Non ho procedimenti in corso. Sono stato condannato con sentenza passata in giudicato per l’attentato di Vaiano, nonché per altri attentati minori quali quello alla casa del popolo di Moiano e ai tralicci del Mugello. Preso atto di tutto ciò il G.I. rileva che puo’ darsi corso all’audizione del brogi nelle forme della deposizione testimoniale. Prendo atto che mi viene chiesto di ricapitolare brevemente i miei rapporti col Cauchi, peraltro già oggetto di numerose mie dichiarazioni sia a lei che all’a.g. di Firenze, e in particolare di riferire in merito ai contatti fra il Cauchi ed ambienti istituzionali. Ho conosciuto Cauchi nel 1968 a Roma ai funerali dell’on. Michelini. L’ho poi frequentato sia a Firenze che ad Arezzo.

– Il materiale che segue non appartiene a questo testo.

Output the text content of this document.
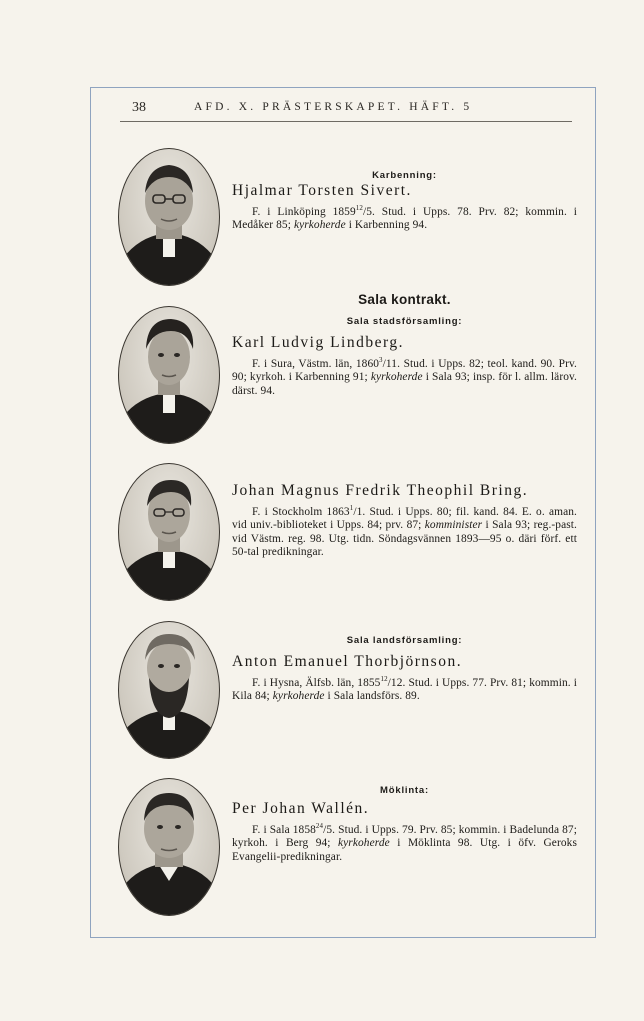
38	AFD. X. PRÄSTERSKAPET. HÄFT. 5
Karbenning:
Hjalmar Torsten Sivert.

F. i Linköping 1859$^{12}$/5. Stud. i Upps. 78. Prv. 82; kommin. i Medåker 85; kyrkoherde i Karbenning 94.

Sala kontrakt.
Sala stadsförsamling:
Karl Ludvig Lindberg.

F. i Sura, Västm. län, 1860$^3$/11. Stud. i Upps. 82; teol. kand. 90. Prv. 90; kyrkoh. i Karbenning 91; kyrkoherde i Sala 93; insp. för l. allm. lärov. därst. 94.

Johan Magnus Fredrik Theophil Bring.

F. i Stockholm 1863$^1$/1. Stud. i Upps. 80; fil. kand. 84. E. o. aman. vid univ.-biblioteket i Upps. 84; prv. 87; komminister i Sala 93; reg.-past. vid Västm. reg. 98. Utg. tidn. Söndagsvännen 1893—95 o. däri förf. ett 50-tal predikningar.

Sala landsförsamling:
Anton Emanuel Thorbjörnson.

F. i Hysna, Älfsb. län, 1855$^{12}$/12. Stud. i Upps. 77. Prv. 81; kommin. i Kila 84; kyrkoherde i Sala landsförs. 89.

Möklinta:
Per Johan Wallén.

F. i Sala 1858$^{24}$/5. Stud. i Upps. 79. Prv. 85; kommin. i Badelunda 87; kyrkoh. i Berg 94; kyrkoherde i Möklinta 98. Utg. i öfv. Geroks Evangelii-predikningar.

Nel 1970 facemmo campagna elettorale assieme per il M.S.I. nella circoscrizione Siena, Arezzo e Grosseto. Nel 1971 fui espulso dal M.s.i. ed entrai in ordine nuovo. Ad Arezzo Batani e Cauchi, pur restando nell’ambito del M.S.I. – in particolare erano legati al Ghinelli che rappresentava l’ala dura del partito aprirono una sezione di O.N. che dipendeva da Perugia, cioè da Gubbini e dai fratelli Castori. Era un tempo di grande fermento. O.N. stava per essere messo fuori legge. C’era il discorso di unificare A.N. ed O.N.. Io dal marzo 71 al maggio 72 avevo fatto il servizio militare.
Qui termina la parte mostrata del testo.